Optimization design of plugging agent dosage and application of deep shale gas inner-diversion fracturing

Abstract

China boasts abundant deep shale gas resources with considerable development potential. However, the weak brittleness and large horizontal stress contrast of deep shale rock may restrain the complex fractures network extension during hydraulic fracturing. To address this challenge, the inner-diversion fracturing technique is widely employed, facilitating the formation of a complex fractures network. Numerous theoretical studies emphasize the pivotal role of plugging pressure exerted by temporary plugging agents within fractures in enhancing deep shale stimulation performance. However, various types of temporary plugging agents with different plugging performances make it difficult to determine the optimal dosage of temporary plugging agents before fracturing operation. This study considered the dynamic propagation of fractures affected by the coupling of the induced stress from clustered fractures and the fluid pressure within the fractures into the mathematical model, based on rock mechanics theory. Subsequently, the inner-diversion capability testing instrument was utilized to evaluate the critical plugging pressure of several common temporary plugging materials.

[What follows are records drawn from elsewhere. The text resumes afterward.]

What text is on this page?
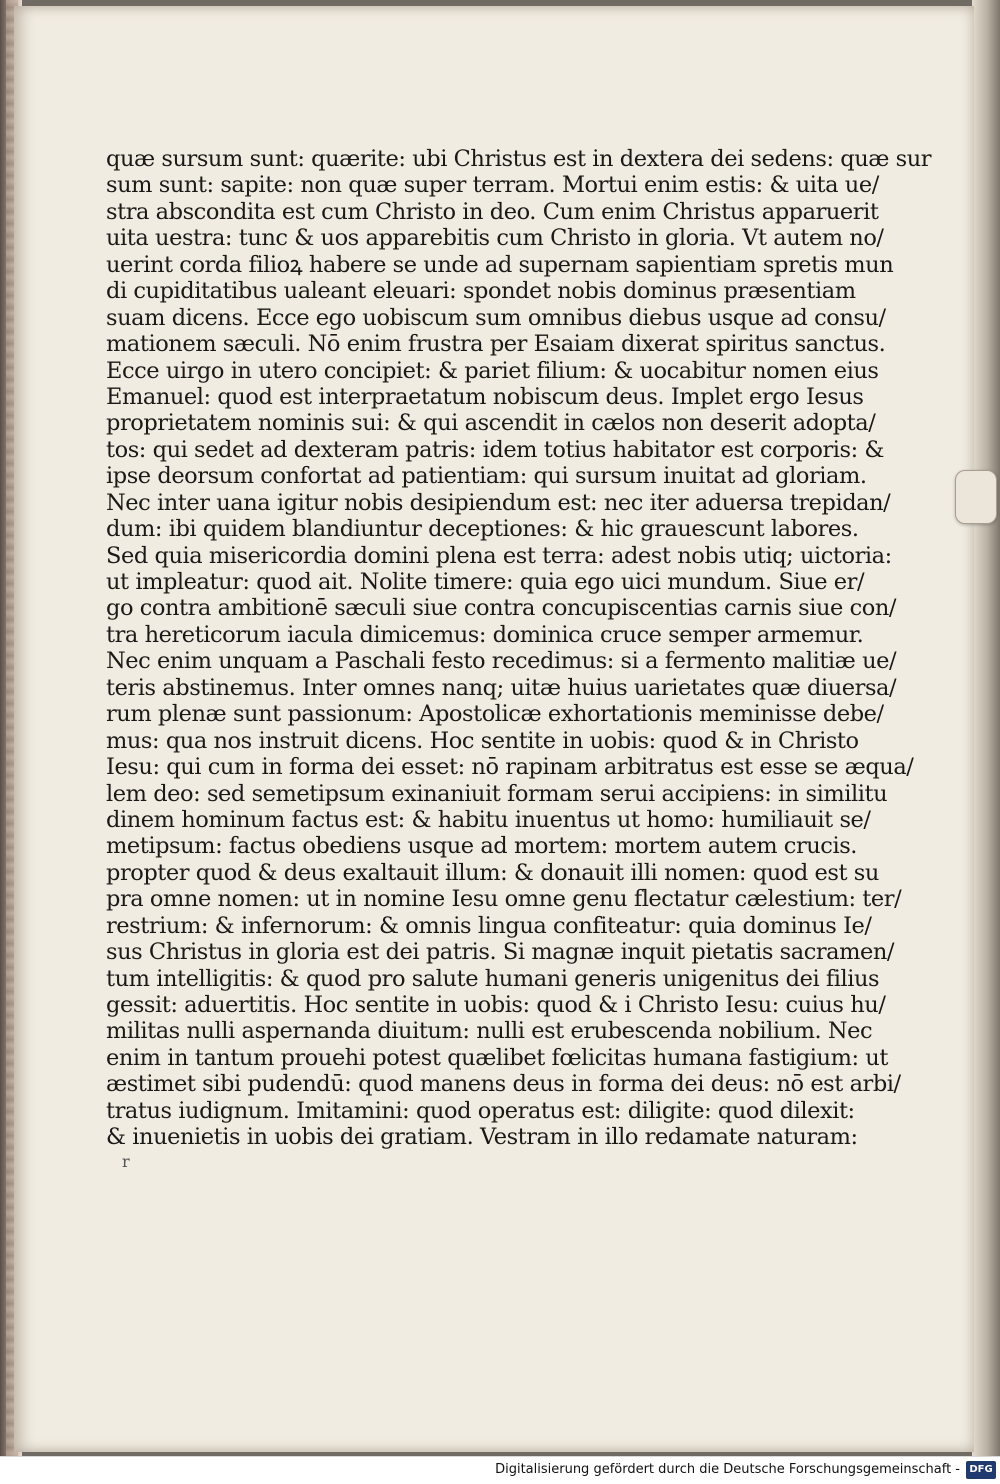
quæ sursum sunt: quærite: ubi Christus est in dextera dei sedens: quæ sur
sum sunt: sapite: non quæ super terram. Mortui enim estis: & uita ue/
stra abscondita est cum Christo in deo. Cum enim Christus apparuerit
uita uestra: tunc & uos apparebitis cum Christo in gloria. Vt autem no/
uerint corda filioꝝ habere se unde ad supernam sapientiam spretis mun
di cupiditatibus ualeant eleuari: spondet nobis dominus præsentiam
suam dicens. Ecce ego uobiscum sum omnibus diebus usque ad consu/
mationem sæculi. Nō enim frustra per Esaiam dixerat spiritus sanctus.
Ecce uirgo in utero concipiet: & pariet filium: & uocabitur nomen eius
Emanuel: quod est interpraetatum nobiscum deus. Implet ergo Iesus
proprietatem nominis sui: & qui ascendit in cælos non deserit adopta/
tos: qui sedet ad dexteram patris: idem totius habitator est corporis: &
ipse deorsum confortat ad patientiam: qui sursum inuitat ad gloriam.
Nec inter uana igitur nobis desipiendum est: nec iter aduersa trepidan/
dum: ibi quidem blandiuntur deceptiones: & hic grauescunt labores.
Sed quia misericordia domini plena est terra: adest nobis utiq; uictoria:
ut impleatur: quod ait. Nolite timere: quia ego uici mundum. Siue er/
go contra ambitionē sæculi siue contra concupiscentias carnis siue con/
tra hereticorum iacula dimicemus: dominica cruce semper armemur.
Nec enim unquam a Paschali festo recedimus: si a fermento malitiæ ue/
teris abstinemus. Inter omnes nanq; uitæ huius uarietates quæ diuersa/
rum plenæ sunt passionum: Apostolicæ exhortationis meminisse debe/
mus: qua nos instruit dicens. Hoc sentite in uobis: quod & in Christo
Iesu: qui cum in forma dei esset: nō rapinam arbitratus est esse se æqua/
lem deo: sed semetipsum exinaniuit formam serui accipiens: in similitu
dinem hominum factus est: & habitu inuentus ut homo: humiliauit se/
metipsum: factus obediens usque ad mortem: mortem autem crucis.
propter quod & deus exaltauit illum: & donauit illi nomen: quod est su
pra omne nomen: ut in nomine Iesu omne genu flectatur cælestium: ter/
restrium: & infernorum: & omnis lingua confiteatur: quia dominus Ie/
sus Christus in gloria est dei patris. Si magnæ inquit pietatis sacramen/
tum intelligitis: & quod pro salute humani generis unigenitus dei filius
gessit: aduertitis. Hoc sentite in uobis: quod & i Christo Iesu: cuius hu/
militas nulli aspernanda diuitum: nulli est erubescenda nobilium. Nec
enim in tantum prouehi potest quælibet fœlicitas humana fastigium: ut
æstimet sibi pudendū: quod manens deus in forma dei deus: nō est arbi/
tratus iudignum. Imitamini: quod operatus est: diligite: quod dilexit:
& inuenietis in uobis dei gratiam. Vestram in illo redamate naturam:
r
Digitalisierung gefördert durch die Deutsche Forschungsgemeinschaft - DFG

By integrating on-site data from temporary plugging and inner-diversion fracturing operations in the Southern Sichuan deep shale gas reservoir with this approach, the optimal dosage of temporary plugging agents in the operational scheme was refined. The fracturing operation curves demonstrate that the temporary plugging and inner-diversion pressure significantly increased after pumping the temporary plugging agent, indicating the hydraulic fractures successful plugging and a large-scale complex fractures network extension. This underscores the potential effectiveness of the temporary plugging dosage optimization method for inner-diversion fracturing. Furthermore, this study not only provides important guidance for optimal design but also mitigates the operational risks of inner-diversion fracturing in deep shale gas horizontal wells.